— Пройдёмся немного! Тут через две улицы всегда стоит экипаж, на
нём и доедем до дома, — прочистив горло, предложил Штольман.
Аня кивнула. Яков накинул её кружевную пелеринку ей на плечи,
протянул сумочку. Анина рука вновь легла на привычное место, и они
двинулись к воротам. Штольман, слегка склонив голову, всматривался
в любимое лицо: нет, следов потрясения не видно, напротив, румянец
во всю щёку, на губах полуулыбка. Какая же она красивая! Аня
подняла на него взгляд, улыбнулась уже по-настоящему и радостно
произнесла:
— Я очень тебя люблю, Яша! Как же хорошо, что ты пришёл! И успел
меня спасти! Правда, ты опять меня спас! Как же хорошо, в самом
деле!
Боже, привыкнет он когда-нибудь к тому, как легко и не
задумываясь она об этом говорит? Сердце зашлось, грудь затопило
теплом и радостью. Анины глаза не отпускали, манили, притягивали,
не давали вздохнуть! Впервые в жизни Штольман понял значение
выражения «как громом ударили». Яков повернулся к жене, прижал к
себе, слегка приподнимая над землёй, и спрятал своё лицо в её
волосах. Ему было всё равно, что они стоят посреди мостовой и,
возможно, мешают прохожим. Впрочем, пожилая француженка, пройдя
мимо них, улыбнулась и подумала, о том, как прекрасно, что молодые
люди нынче всё ещё следуют сердечным порывам!

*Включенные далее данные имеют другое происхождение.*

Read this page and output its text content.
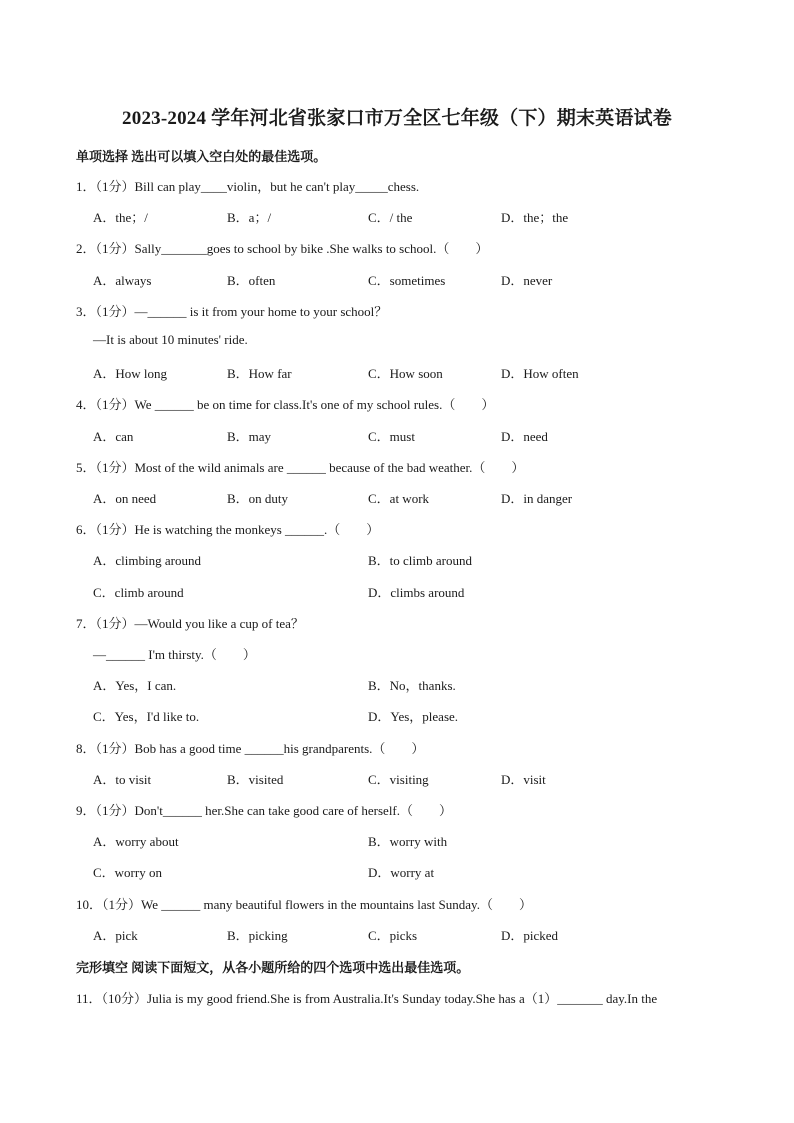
2023-2024 学年河北省张家口市万全区七年级（下）期末英语试卷
单项选择 选出可以填入空白处的最佳选项。
1．（1分）Bill can play____violin，but he can't play_____chess.
A．the；/	B．a；/	C．/ the	D．the；the
2．（1分）Sally_______goes to school by bike .She walks to school.（　　）
A．always	B．often	C．sometimes	D．never
3．（1分）—______ is it from your home to your school？
—It is about 10 minutes' ride.
A．How long	B．How far	C．How soon	D．How often
4．（1分）We ______ be on time for class.It's one of my school rules.（　　）
A．can	B．may	C．must	D．need
5．（1分）Most of the wild animals are ______ because of the bad weather.（　　）
A．on need	B．on duty	C．at work	D．in danger
6．（1分）He is watching the monkeys ______.（　　）
A．climbing around	B．to climb around
C．climb around	D．climbs around
7．（1分）—Would you like a cup of tea？
—______ I'm thirsty.（　　）
A．Yes，I can.	B．No，thanks.
C．Yes，I'd like to.	D．Yes，please.
8．（1分）Bob has a good time ______his grandparents.（　　）
A．to visit	B．visited	C．visiting	D．visit
9．（1分）Don't______ her.She can take good care of herself.（　　）
A．worry about	B．worry with
C．worry on	D．worry at
10．（1分）We ______ many beautiful flowers in the mountains last Sunday.（　　）
A．pick	B．picking	C．picks	D．picked
完形填空 阅读下面短文，从各小题所给的四个选项中选出最佳选项。
11．（10分）Julia is my good friend.She is from Australia.It's Sunday today.She has a（1）_______ day.In the
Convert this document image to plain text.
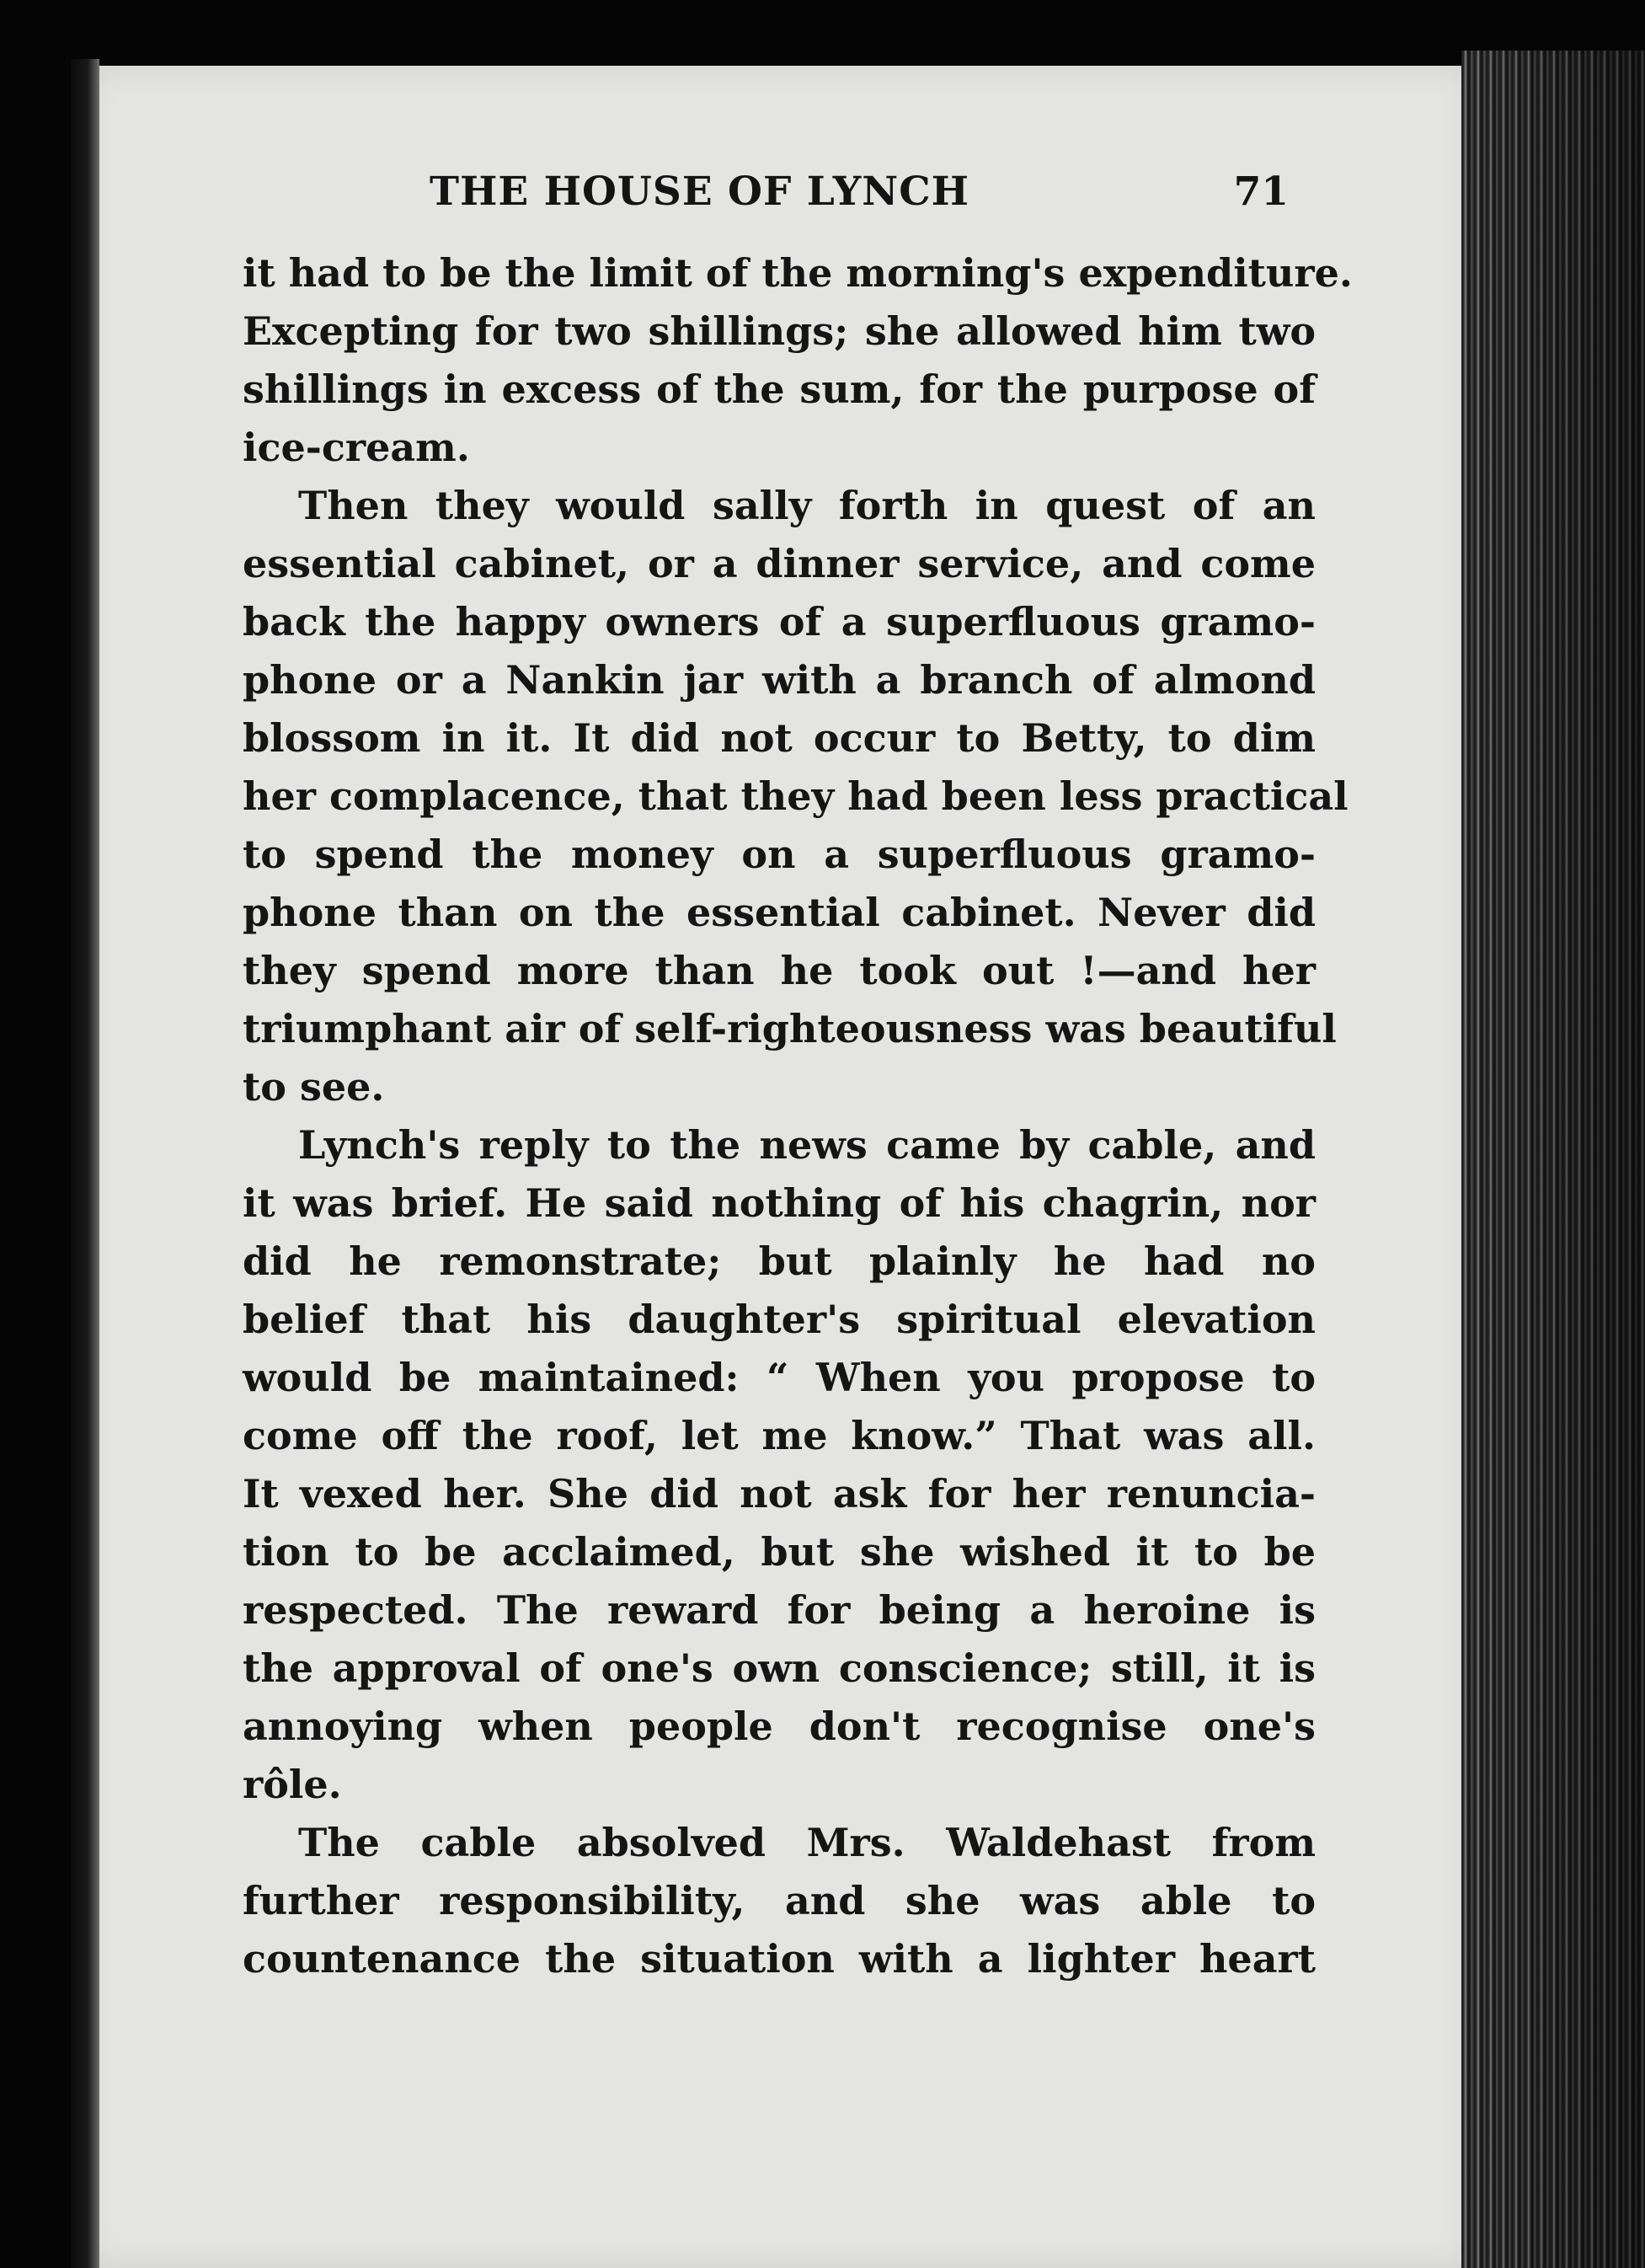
THE HOUSE OF LYNCH	71
it had to be the limit of the morning's expenditure.
Excepting for two shillings; she allowed him two
shillings in excess of the sum, for the purpose of
ice-cream.
Then they would sally forth in quest of an
essential cabinet, or a dinner service, and come
back the happy owners of a superfluous gramo-
phone or a Nankin jar with a branch of almond
blossom in it. It did not occur to Betty, to dim
her complacence, that they had been less practical
to spend the money on a superfluous gramo-
phone than on the essential cabinet. Never did
they spend more than he took out !—and her
triumphant air of self-righteousness was beautiful
to see.
Lynch's reply to the news came by cable, and
it was brief. He said nothing of his chagrin, nor
did he remonstrate; but plainly he had no
belief that his daughter's spiritual elevation
would be maintained: “ When you propose to
come off the roof, let me know.” That was all.
It vexed her. She did not ask for her renuncia-
tion to be acclaimed, but she wished it to be
respected. The reward for being a heroine is
the approval of one's own conscience; still, it is
annoying when people don't recognise one's
rôle.
The cable absolved Mrs. Waldehast from
further responsibility, and she was able to
countenance the situation with a lighter heart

Анины руки скользнули ему за спину. Она была такая близкая,
родная, нежная, пахнущая её любимой лимонной вербеной — ароматом,
который вместе с мальвами стал ассоциироваться у Штольмана с домом
и безмятежностью. Продолжать было невозможно! Остановиться было
невозможно! Аня слегка отстранилась и откровенно разочаровано
вздохнула, скользнув горячими губами по коже мужчины. Оставляя, как
казалось Якову, отчётливый огненный след, губы её направились
вверх, добрались до уха и совершенно неподобающим тоном прошептали:
«Поехали домой!»
***
«Интересно», — думал Штольман, идя за Аней по дорожке к дому, —
«То, что сейчас произошло в экипаже — это грехопадение и попрание
общественной морали или, напротив, укоренение института брака и
консолидация семейных отношений?» Воспитание и вбитые с детства
принципы склоняли к первому. Собственное тело, сердце, разум и
эйфорически ликующий Анин взгляд отметали все доводы нравственных
устоев и всячески подталкивали мужчину проверить всё на практике
ещё раз. Аня опять обернулась к нему и без слов, глазами,
рассказала, как ей пришлась по душе их поездка и тот факт, что
экипаж оказался закрытым. Штольман усмехнулся: эта женщина взором
могла дать понять то, на что многим и получаса болтовни мало.